Por isso, o governo Lula tem que ceder. Entre as medidas de corte de despesas que afetam os trabalhadores, está a limitação do ganho real do salário mínimo aos limites do arcabouço fiscal. Ou seja, ele seria corrigido pela inflação e teria ganho real entre 0,6% e 2,5%. A lei atual fala em inflação mais a variação do Produto Interno Bruto (PIB), cuja previsão em 2024 é de 3,3%.
O pacote fiscal ainda prevê um corte gradual do acesso ao abono salarial de um salário mínimo por ano. Hoje ele beneficia quem ganha até dois salários mínimos, mas isso cairia gradualmente para um salário mínimo e meio. Este ano, foram beneficiados 24.874.071 milhões de trabalhadores com carteira assinada, que recebiam até dois salários mínimos, R$ 2.824. O valor do abono do PIS e do Pasep, pago em 2024, variou de R$ 118,00 a R$ 1.412,00, de acordo com a quantidade de meses trabalhados durante o ano-base 2022.
O governo também vai ampliar o pente-fino no Benefício de Prestação Continuada (BPC), pago a idosos e deficientes de baixa renda, e no Bolsa Família.
Isenção do IR
Para reduzir o impacto político dos cortes de gastos obrigatórios, o governo incluiu a proposta para elevar a faixa de isenção do Imposto de Renda (IR) para quem ganha até R$ 5 mil. A proposta de isenção de Imposto de Renda trará benefícios também para quem recebe até R$ 7,5 mensais. A correção da faixa de isenção beneficiará 26 milhões de pessoas, segundo cálculos da equipe econômica.
Essa medida tem impacto de R$ 35 bilhões por ano na arrecadação federal. Com a tramitação da segunda fase da reforma tributária ao longo do próximo ano, a tendência é que a mudança só entre em vigor em 2026.
Para financiar o aumento da faixa de isenção do Imposto de Renda, o governo pretende introduzir uma alíquota efetiva de 10% para quem ganha mais de R$ 50 mil por mês. A medida pretende fazer que pague mais tributos quem se aproveita da “pejotização”, conversão dos rendimentos de pessoas físicas em rendimentos de empresas.

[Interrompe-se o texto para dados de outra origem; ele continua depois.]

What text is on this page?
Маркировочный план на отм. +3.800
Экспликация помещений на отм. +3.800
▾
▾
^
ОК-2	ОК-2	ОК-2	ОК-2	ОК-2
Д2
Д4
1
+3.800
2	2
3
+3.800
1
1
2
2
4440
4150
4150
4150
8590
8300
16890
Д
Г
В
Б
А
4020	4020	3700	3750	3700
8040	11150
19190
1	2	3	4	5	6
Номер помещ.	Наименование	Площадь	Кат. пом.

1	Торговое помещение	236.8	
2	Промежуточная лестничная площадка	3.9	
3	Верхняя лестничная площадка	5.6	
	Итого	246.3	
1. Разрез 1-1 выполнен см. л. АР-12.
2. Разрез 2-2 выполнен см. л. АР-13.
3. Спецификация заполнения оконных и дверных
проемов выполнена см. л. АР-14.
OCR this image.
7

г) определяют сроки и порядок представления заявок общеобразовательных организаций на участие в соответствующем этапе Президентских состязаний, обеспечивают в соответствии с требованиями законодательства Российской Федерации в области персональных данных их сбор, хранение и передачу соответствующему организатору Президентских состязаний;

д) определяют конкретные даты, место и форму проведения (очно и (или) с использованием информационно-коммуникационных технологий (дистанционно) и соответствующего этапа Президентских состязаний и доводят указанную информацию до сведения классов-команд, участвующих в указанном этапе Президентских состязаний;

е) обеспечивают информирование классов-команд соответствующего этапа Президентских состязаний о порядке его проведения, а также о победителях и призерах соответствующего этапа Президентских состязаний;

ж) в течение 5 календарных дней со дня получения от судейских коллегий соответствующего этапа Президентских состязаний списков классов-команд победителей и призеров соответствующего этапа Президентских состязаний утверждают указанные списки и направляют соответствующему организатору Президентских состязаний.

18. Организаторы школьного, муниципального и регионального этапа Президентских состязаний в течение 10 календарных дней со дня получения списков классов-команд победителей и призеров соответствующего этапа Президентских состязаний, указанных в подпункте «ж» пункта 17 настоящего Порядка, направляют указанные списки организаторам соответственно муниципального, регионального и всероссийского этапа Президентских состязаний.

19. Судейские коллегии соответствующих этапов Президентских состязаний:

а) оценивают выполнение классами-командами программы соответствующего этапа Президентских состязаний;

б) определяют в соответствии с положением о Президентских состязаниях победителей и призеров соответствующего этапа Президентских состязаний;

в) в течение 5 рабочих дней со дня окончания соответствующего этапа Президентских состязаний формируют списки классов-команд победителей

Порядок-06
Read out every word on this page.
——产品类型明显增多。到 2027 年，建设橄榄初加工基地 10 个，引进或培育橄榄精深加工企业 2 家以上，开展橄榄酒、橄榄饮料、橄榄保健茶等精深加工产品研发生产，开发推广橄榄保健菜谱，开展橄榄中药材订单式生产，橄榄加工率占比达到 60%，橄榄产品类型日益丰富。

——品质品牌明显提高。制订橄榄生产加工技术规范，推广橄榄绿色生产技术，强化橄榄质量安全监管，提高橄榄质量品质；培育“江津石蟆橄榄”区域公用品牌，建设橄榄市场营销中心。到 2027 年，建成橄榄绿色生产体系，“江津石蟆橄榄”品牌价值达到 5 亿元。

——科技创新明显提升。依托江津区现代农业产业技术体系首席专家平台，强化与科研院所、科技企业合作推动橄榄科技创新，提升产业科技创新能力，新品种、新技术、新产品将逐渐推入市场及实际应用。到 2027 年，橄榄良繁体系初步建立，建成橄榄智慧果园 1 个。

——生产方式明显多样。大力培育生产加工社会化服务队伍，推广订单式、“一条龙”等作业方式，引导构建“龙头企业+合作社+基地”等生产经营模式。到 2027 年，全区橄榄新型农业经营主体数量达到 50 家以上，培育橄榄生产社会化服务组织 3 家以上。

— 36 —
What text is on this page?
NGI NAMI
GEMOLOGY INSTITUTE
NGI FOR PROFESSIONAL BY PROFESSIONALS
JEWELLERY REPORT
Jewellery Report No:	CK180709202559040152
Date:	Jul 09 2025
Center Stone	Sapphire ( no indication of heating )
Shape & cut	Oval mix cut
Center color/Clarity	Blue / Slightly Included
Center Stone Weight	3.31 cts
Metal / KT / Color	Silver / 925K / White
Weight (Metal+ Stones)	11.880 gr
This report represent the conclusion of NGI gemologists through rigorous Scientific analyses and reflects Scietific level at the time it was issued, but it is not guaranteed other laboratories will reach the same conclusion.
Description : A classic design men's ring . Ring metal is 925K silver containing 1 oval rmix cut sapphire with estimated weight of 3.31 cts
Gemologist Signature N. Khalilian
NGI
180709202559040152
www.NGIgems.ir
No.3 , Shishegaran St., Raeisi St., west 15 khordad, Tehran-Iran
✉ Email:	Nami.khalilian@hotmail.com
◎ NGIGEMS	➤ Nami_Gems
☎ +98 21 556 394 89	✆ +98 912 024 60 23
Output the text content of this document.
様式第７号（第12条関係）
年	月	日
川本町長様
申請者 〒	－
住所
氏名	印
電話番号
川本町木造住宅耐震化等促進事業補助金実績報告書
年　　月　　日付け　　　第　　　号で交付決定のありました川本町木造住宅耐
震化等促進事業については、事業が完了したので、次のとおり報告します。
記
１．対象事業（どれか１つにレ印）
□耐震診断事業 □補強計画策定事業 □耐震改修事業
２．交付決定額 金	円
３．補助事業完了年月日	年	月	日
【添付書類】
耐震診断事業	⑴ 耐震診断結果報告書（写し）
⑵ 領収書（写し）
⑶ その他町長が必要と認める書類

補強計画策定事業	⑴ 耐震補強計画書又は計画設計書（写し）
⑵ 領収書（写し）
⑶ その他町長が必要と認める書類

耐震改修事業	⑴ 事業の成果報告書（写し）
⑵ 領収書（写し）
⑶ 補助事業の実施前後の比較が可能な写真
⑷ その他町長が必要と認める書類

Sobre a proposta que isenta de cobrança de Imposto de Renda quem ganha até R$ 5 mil, o presidente do Senado, Rodrigo Pacheco, disse em nota à imprensa que “não é pauta para agora”, e que a medida irá depender do crescimento do país, rechaçando o aumento de tributos, uma referência a alíquota de 10% para quem ganha mais de R$ 50 mil.
O ministro Fernando Haddad disse em almoço dos dirigentes de bancos, promovido pela Federação Brasileira dos Bancos (Febraban), em São Paulo, que há alinhamento do Congresso com o Executivo para votar com urgência o pacote fiscal, e inclusive para corrigir distorções nas medidas apresentadas. Portanto, a tendência é que a conta, mais uma vez, fique no colo dos trabalhadores.
Ataque do andar de cima
O andar de cima ficou revoltado com a proposta de isenção do Imposto de Renda de até R$ 5 mil e resolveu rodar a baiana. Eles não querem ceder em absolutamente nada. Nesta sexta-feira, 29, o dólar segue sob forte pressão. A moeda estadunidense superou os R$ 6,10.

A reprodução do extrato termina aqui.